Cedar Falls itself is the greatest waterfall in terms of volume in the Hocking region. Queer Creek tumbles over the face of the Blackhand sandstone displaying the awesome force of water power.
In the mid 1800's, a grist mill was built above the falls to utilize this water power for grinding grain.
Cedar Falls was misnamed by early white settlers who mistook the stately hemlocks for Cedars. A well kept picnic area and restrooms are located in the parking area above the falls.

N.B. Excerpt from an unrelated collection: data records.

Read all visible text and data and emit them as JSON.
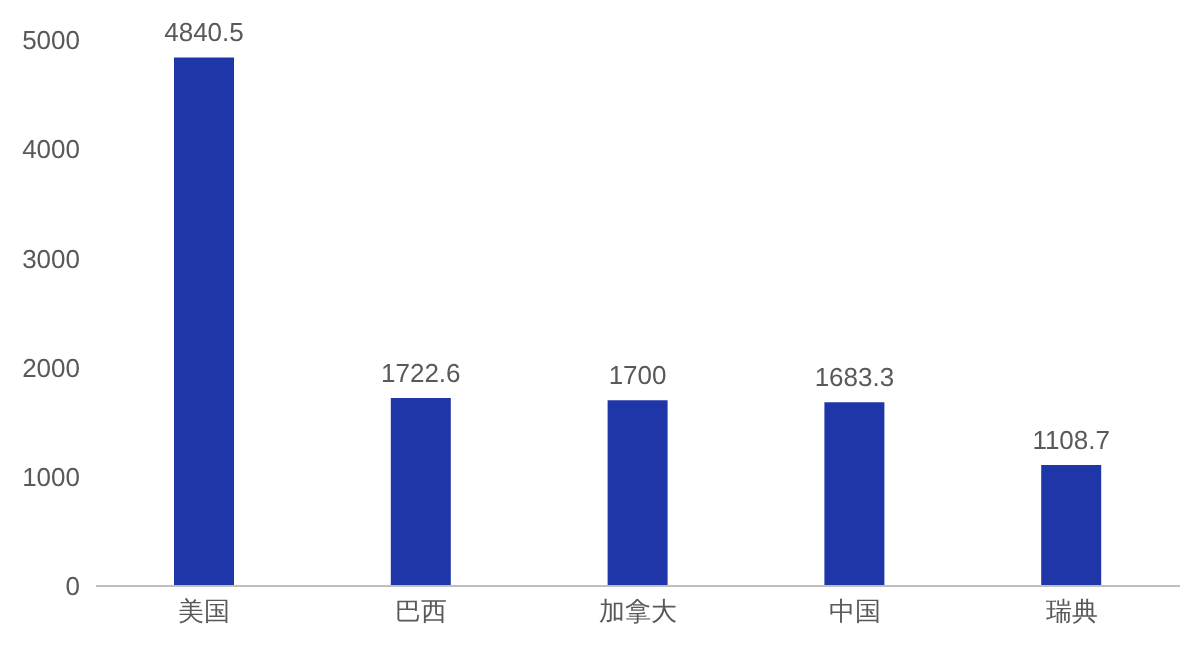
{
  "chart_data": {
    "type": "bar",
    "categories": [
      "美国",
      "巴西",
      "加拿大",
      "中国",
      "瑞典"
    ],
    "values": [
      4840.5,
      1722.6,
      1700,
      1683.3,
      1108.7
    ],
    "color": "#1f36a8",
    "ylim": [
      0,
      5000
    ],
    "yticks": [
      0,
      1000,
      2000,
      3000,
      4000,
      5000
    ],
    "grid": false,
    "data_labels": true
  }
}
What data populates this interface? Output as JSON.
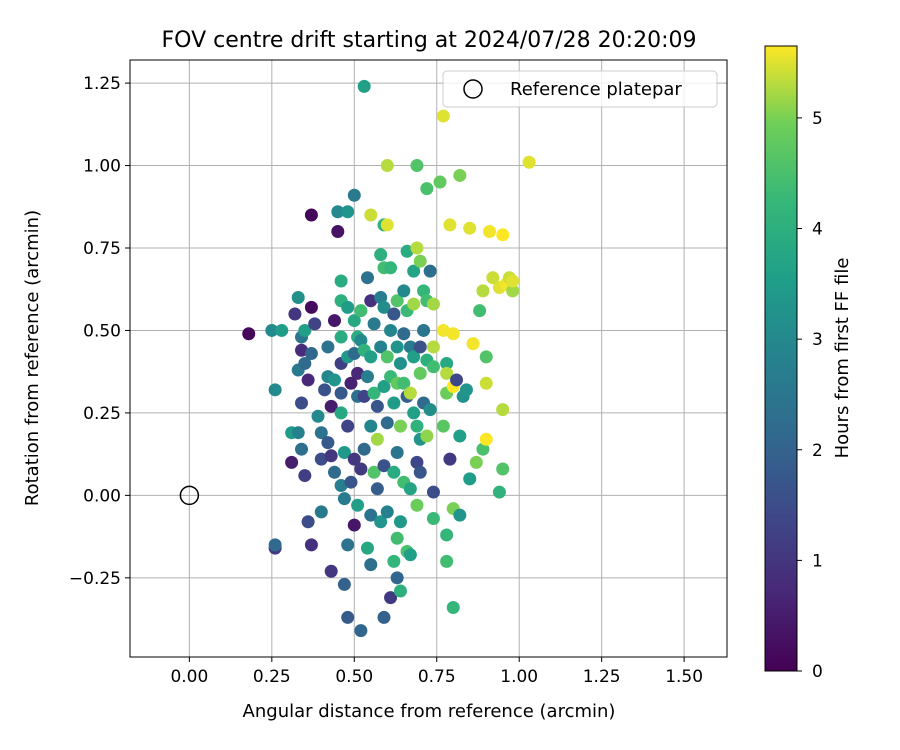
{
  "chart_data": {
    "type": "scatter",
    "title": "FOV centre drift starting at 2024/07/28 20:20:09",
    "xlabel": "Angular distance from reference (arcmin)",
    "ylabel": "Rotation from reference (arcmin)",
    "xlim": [
      -0.18,
      1.63
    ],
    "ylim": [
      -0.49,
      1.32
    ],
    "xticks": [
      "0.00",
      "0.25",
      "0.50",
      "0.75",
      "1.00",
      "1.25",
      "1.50"
    ],
    "yticks": [
      "−0.25",
      "0.00",
      "0.25",
      "0.50",
      "0.75",
      "1.00",
      "1.25"
    ],
    "grid": true,
    "legend": {
      "placement": "top-right",
      "label": "Reference platepar"
    },
    "reference_point": {
      "x": 0.0,
      "y": 0.0
    },
    "colorbar": {
      "label": "Hours from first FF file",
      "colormap": "viridis",
      "range": [
        0,
        5.65
      ],
      "ticks": [
        "0",
        "1",
        "2",
        "3",
        "4",
        "5"
      ]
    },
    "points": [
      [
        0.18,
        0.49,
        0.1
      ],
      [
        0.25,
        0.5,
        3.0
      ],
      [
        0.28,
        0.5,
        3.5
      ],
      [
        0.26,
        0.32,
        3.0
      ],
      [
        0.26,
        -0.16,
        1.1
      ],
      [
        0.26,
        -0.15,
        2.2
      ],
      [
        0.31,
        0.19,
        3.5
      ],
      [
        0.31,
        0.1,
        0.5
      ],
      [
        0.33,
        0.19,
        2.8
      ],
      [
        0.33,
        0.38,
        2.6
      ],
      [
        0.32,
        0.55,
        1.0
      ],
      [
        0.33,
        0.6,
        3.2
      ],
      [
        0.34,
        0.48,
        2.5
      ],
      [
        0.34,
        0.44,
        0.8
      ],
      [
        0.35,
        0.5,
        3.6
      ],
      [
        0.35,
        0.4,
        2.2
      ],
      [
        0.34,
        0.28,
        1.5
      ],
      [
        0.34,
        0.14,
        2.3
      ],
      [
        0.35,
        0.06,
        1.2
      ],
      [
        0.36,
        -0.08,
        1.5
      ],
      [
        0.36,
        0.35,
        0.7
      ],
      [
        0.37,
        0.57,
        0.2
      ],
      [
        0.37,
        0.43,
        2.1
      ],
      [
        0.38,
        0.52,
        1.3
      ],
      [
        0.37,
        0.85,
        0.1
      ],
      [
        0.37,
        -0.15,
        0.9
      ],
      [
        0.39,
        0.24,
        3.0
      ],
      [
        0.4,
        0.11,
        1.5
      ],
      [
        0.4,
        0.19,
        2.4
      ],
      [
        0.4,
        -0.05,
        2.6
      ],
      [
        0.41,
        0.32,
        1.6
      ],
      [
        0.42,
        0.45,
        2.4
      ],
      [
        0.42,
        0.36,
        2.9
      ],
      [
        0.42,
        0.16,
        1.8
      ],
      [
        0.43,
        0.12,
        1.0
      ],
      [
        0.43,
        0.27,
        0.5
      ],
      [
        0.43,
        -0.23,
        1.0
      ],
      [
        0.44,
        0.53,
        0.4
      ],
      [
        0.44,
        0.35,
        3.3
      ],
      [
        0.44,
        0.07,
        2.2
      ],
      [
        0.45,
        0.86,
        3.0
      ],
      [
        0.45,
        0.8,
        0.3
      ],
      [
        0.46,
        0.59,
        4.0
      ],
      [
        0.46,
        0.65,
        3.9
      ],
      [
        0.46,
        0.48,
        3.9
      ],
      [
        0.46,
        0.4,
        1.2
      ],
      [
        0.46,
        0.31,
        1.8
      ],
      [
        0.46,
        0.25,
        3.8
      ],
      [
        0.46,
        0.03,
        2.7
      ],
      [
        0.47,
        -0.01,
        2.6
      ],
      [
        0.47,
        -0.27,
        2.0
      ],
      [
        0.47,
        0.13,
        3.4
      ],
      [
        0.48,
        0.86,
        3.3
      ],
      [
        0.48,
        0.57,
        3.5
      ],
      [
        0.48,
        0.42,
        3.4
      ],
      [
        0.48,
        0.21,
        1.3
      ],
      [
        0.48,
        -0.37,
        1.8
      ],
      [
        0.48,
        -0.15,
        2.4
      ],
      [
        0.49,
        0.34,
        0.6
      ],
      [
        0.49,
        0.04,
        1.7
      ],
      [
        0.5,
        0.91,
        2.6
      ],
      [
        0.5,
        0.53,
        3.8
      ],
      [
        0.5,
        0.43,
        2.2
      ],
      [
        0.5,
        0.11,
        1.0
      ],
      [
        0.5,
        -0.09,
        0.4
      ],
      [
        0.51,
        0.48,
        3.9
      ],
      [
        0.51,
        0.37,
        0.7
      ],
      [
        0.51,
        0.3,
        2.3
      ],
      [
        0.51,
        -0.03,
        3.6
      ],
      [
        0.52,
        0.56,
        4.4
      ],
      [
        0.52,
        0.47,
        3.0
      ],
      [
        0.52,
        0.08,
        1.1
      ],
      [
        0.52,
        -0.41,
        2.1
      ],
      [
        0.53,
        1.24,
        3.6
      ],
      [
        0.53,
        0.3,
        1.3
      ],
      [
        0.53,
        0.14,
        2.2
      ],
      [
        0.53,
        0.44,
        4.1
      ],
      [
        0.54,
        0.66,
        2.4
      ],
      [
        0.54,
        0.36,
        2.7
      ],
      [
        0.54,
        -0.16,
        3.8
      ],
      [
        0.55,
        0.85,
        5.4
      ],
      [
        0.55,
        0.59,
        0.9
      ],
      [
        0.55,
        0.42,
        3.6
      ],
      [
        0.55,
        0.21,
        2.9
      ],
      [
        0.55,
        -0.06,
        2.4
      ],
      [
        0.55,
        -0.21,
        2.3
      ],
      [
        0.56,
        0.52,
        2.6
      ],
      [
        0.56,
        0.31,
        4.2
      ],
      [
        0.56,
        0.07,
        4.6
      ],
      [
        0.57,
        0.27,
        1.7
      ],
      [
        0.57,
        0.17,
        5.2
      ],
      [
        0.57,
        0.02,
        1.9
      ],
      [
        0.58,
        0.73,
        4.0
      ],
      [
        0.58,
        0.6,
        2.7
      ],
      [
        0.58,
        0.45,
        2.8
      ],
      [
        0.58,
        -0.08,
        3.3
      ],
      [
        0.59,
        0.82,
        4.1
      ],
      [
        0.59,
        0.69,
        4.4
      ],
      [
        0.59,
        0.57,
        3.1
      ],
      [
        0.59,
        0.33,
        3.6
      ],
      [
        0.59,
        0.09,
        1.6
      ],
      [
        0.59,
        -0.37,
        2.0
      ],
      [
        0.6,
        1.0,
        5.3
      ],
      [
        0.6,
        0.82,
        5.5
      ],
      [
        0.6,
        0.42,
        4.6
      ],
      [
        0.6,
        0.22,
        2.2
      ],
      [
        0.6,
        -0.05,
        2.8
      ],
      [
        0.61,
        0.69,
        4.2
      ],
      [
        0.61,
        0.5,
        2.9
      ],
      [
        0.61,
        0.36,
        4.3
      ],
      [
        0.61,
        -0.31,
        1.1
      ],
      [
        0.62,
        0.55,
        1.7
      ],
      [
        0.62,
        0.28,
        3.5
      ],
      [
        0.62,
        0.07,
        3.9
      ],
      [
        0.62,
        -0.2,
        4.2
      ],
      [
        0.63,
        0.59,
        4.6
      ],
      [
        0.63,
        0.45,
        3.3
      ],
      [
        0.63,
        0.34,
        4.8
      ],
      [
        0.63,
        0.13,
        2.5
      ],
      [
        0.63,
        -0.13,
        4.4
      ],
      [
        0.63,
        -0.25,
        2.1
      ],
      [
        0.64,
        0.4,
        3.2
      ],
      [
        0.64,
        0.21,
        5.0
      ],
      [
        0.64,
        -0.08,
        3.4
      ],
      [
        0.64,
        -0.29,
        4.0
      ],
      [
        0.65,
        0.62,
        3.0
      ],
      [
        0.65,
        0.49,
        2.2
      ],
      [
        0.65,
        0.34,
        4.4
      ],
      [
        0.65,
        0.04,
        4.4
      ],
      [
        0.66,
        0.74,
        3.9
      ],
      [
        0.66,
        0.56,
        4.3
      ],
      [
        0.66,
        0.3,
        1.9
      ],
      [
        0.66,
        -0.17,
        4.5
      ],
      [
        0.67,
        0.45,
        2.6
      ],
      [
        0.67,
        0.31,
        5.3
      ],
      [
        0.67,
        0.02,
        3.7
      ],
      [
        0.67,
        -0.18,
        3.6
      ],
      [
        0.68,
        0.68,
        3.7
      ],
      [
        0.68,
        0.58,
        5.2
      ],
      [
        0.68,
        0.42,
        3.6
      ],
      [
        0.68,
        0.25,
        3.6
      ],
      [
        0.69,
        0.75,
        5.3
      ],
      [
        0.69,
        0.21,
        4.1
      ],
      [
        0.69,
        0.1,
        1.4
      ],
      [
        0.69,
        1.0,
        4.6
      ],
      [
        0.69,
        -0.03,
        4.9
      ],
      [
        0.7,
        0.71,
        5.0
      ],
      [
        0.7,
        0.45,
        1.6
      ],
      [
        0.7,
        0.37,
        4.8
      ],
      [
        0.7,
        0.17,
        3.3
      ],
      [
        0.7,
        0.07,
        1.7
      ],
      [
        0.71,
        0.62,
        4.2
      ],
      [
        0.71,
        0.5,
        2.5
      ],
      [
        0.71,
        0.28,
        2.2
      ],
      [
        0.72,
        0.93,
        4.5
      ],
      [
        0.72,
        0.59,
        4.4
      ],
      [
        0.72,
        0.41,
        4.0
      ],
      [
        0.72,
        0.18,
        5.1
      ],
      [
        0.73,
        0.68,
        2.3
      ],
      [
        0.73,
        0.26,
        3.1
      ],
      [
        0.74,
        0.58,
        5.2
      ],
      [
        0.74,
        0.45,
        5.3
      ],
      [
        0.74,
        0.39,
        4.4
      ],
      [
        0.74,
        0.01,
        1.5
      ],
      [
        0.74,
        -0.07,
        4.3
      ],
      [
        0.76,
        0.95,
        4.8
      ],
      [
        0.77,
        1.15,
        5.5
      ],
      [
        0.77,
        0.5,
        5.6
      ],
      [
        0.77,
        0.21,
        4.7
      ],
      [
        0.78,
        0.4,
        3.8
      ],
      [
        0.78,
        0.37,
        5.3
      ],
      [
        0.78,
        0.31,
        4.9
      ],
      [
        0.78,
        -0.2,
        4.4
      ],
      [
        0.78,
        -0.12,
        4.2
      ],
      [
        0.79,
        0.82,
        5.5
      ],
      [
        0.79,
        0.11,
        1.1
      ],
      [
        0.8,
        0.49,
        5.6
      ],
      [
        0.8,
        0.33,
        5.7
      ],
      [
        0.8,
        -0.04,
        5.0
      ],
      [
        0.8,
        -0.34,
        4.2
      ],
      [
        0.81,
        0.35,
        1.4
      ],
      [
        0.82,
        0.97,
        5.0
      ],
      [
        0.82,
        0.18,
        3.6
      ],
      [
        0.82,
        -0.06,
        3.3
      ],
      [
        0.83,
        0.3,
        3.2
      ],
      [
        0.84,
        0.32,
        3.3
      ],
      [
        0.85,
        0.81,
        5.5
      ],
      [
        0.85,
        0.05,
        3.5
      ],
      [
        0.86,
        0.46,
        5.6
      ],
      [
        0.87,
        0.1,
        5.0
      ],
      [
        0.88,
        0.56,
        4.4
      ],
      [
        0.89,
        0.62,
        5.3
      ],
      [
        0.89,
        0.14,
        4.5
      ],
      [
        0.9,
        0.42,
        4.6
      ],
      [
        0.9,
        0.34,
        5.4
      ],
      [
        0.9,
        0.17,
        5.7
      ],
      [
        0.91,
        0.8,
        5.6
      ],
      [
        0.92,
        0.66,
        5.4
      ],
      [
        0.94,
        0.63,
        5.5
      ],
      [
        0.94,
        0.01,
        4.1
      ],
      [
        0.95,
        0.79,
        5.7
      ],
      [
        0.95,
        0.26,
        5.3
      ],
      [
        0.95,
        0.08,
        4.6
      ],
      [
        0.96,
        0.64,
        5.6
      ],
      [
        0.97,
        0.66,
        5.4
      ],
      [
        0.98,
        0.62,
        5.2
      ],
      [
        0.98,
        0.65,
        5.5
      ],
      [
        1.03,
        1.01,
        5.5
      ]
    ]
  }
}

Democracy Steps, leading down to the falls were created by Akio Hizume, artist, architect and mathematician. Drawing from his love of nature and expertise in the relationships among numbers and dimensions, Akio designed a staircase descending gently down the hillside leading from the parking lot to Cedar Falls. Akio set out to create a serpentine walkway that feels as graceful as it looks. His goal was to make the act of ascending or descending the nearly 100 steps pleasant and relaxing; not the tiresome chore of climbing up or down the typical set of uniform, periodic stairs. The lengths of individual steps are varied, so that walkers alternate the leading foot, establishing a comfortable pace and rhythm. Though it seems like second nature, this walking rhythm was planned carefully and deliberately. It reflects mathematical principles of the Fibonacci sequence and the one-dimensional Penrose lattice.